Details
-
Improvement
-
Status: Open
-
Major
-
Resolution: Unresolved
-
8.1.1
-
None
-
None
-
New
Description
The `FieldComparator` has many responsibilities and users get all of them at once. At high level the main functionalities of `FieldComparator` are
- Provide LeafFieldComparator
- Allocate storage for requested number of hits
- Read the values from DocValues/Custom source etc.
- Compare two values
There are two major areas for improvement
- The logic of reading values and storing them are coupled.
- User need to specify the size in order to create a `FieldComparator` but sometimes the size is unknown upfront.
- From `FieldComparator`'s API, one can't reason about thread-safety so it is not suitable for concurrent search.
E.g. Can two concurrent thread use the same `FieldComparator` to call `getLeafComparator` for two different segments they are working on? In fact, almost all existing implementations of `FieldComparator` are not thread-safe.
The proposal is to enhance `SortField` with two APIs
- int compare(Object v1, Object v2) – this is to compare two values from different docs for this field
- ValueAccessor newValueAccessor(LeafReaderContext leaf) – This encapsulate the logic for obtaining the right implementation in order to read the field values.
`ValueAccessor` should be accessed in a similar way as `DocValues` to provide the sort value for a document in an advance & read fashion.

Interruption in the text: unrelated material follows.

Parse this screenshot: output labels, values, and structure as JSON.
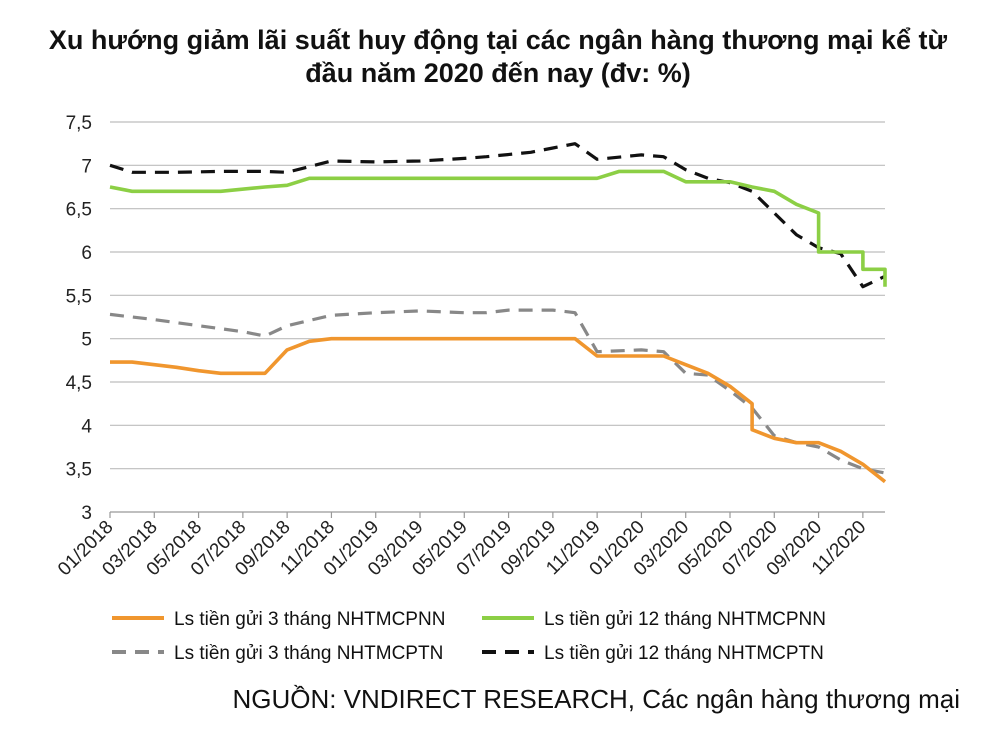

With this API, hopefully we can reduce the memory usage when using `FieldComparator` because the users either store the sort values or at least the slot number besides the storage allocated by `FieldComparator` itself. Ideally, only once copy of the values should be stored.
The proposed API is also more friendly to concurrent search since it provides the `ValueAccessor` per leaf. Although same `ValueAccessor` can't be shared if there are more than one thread working on the same leaf, at least they can initialize their own `ValueAccessor`.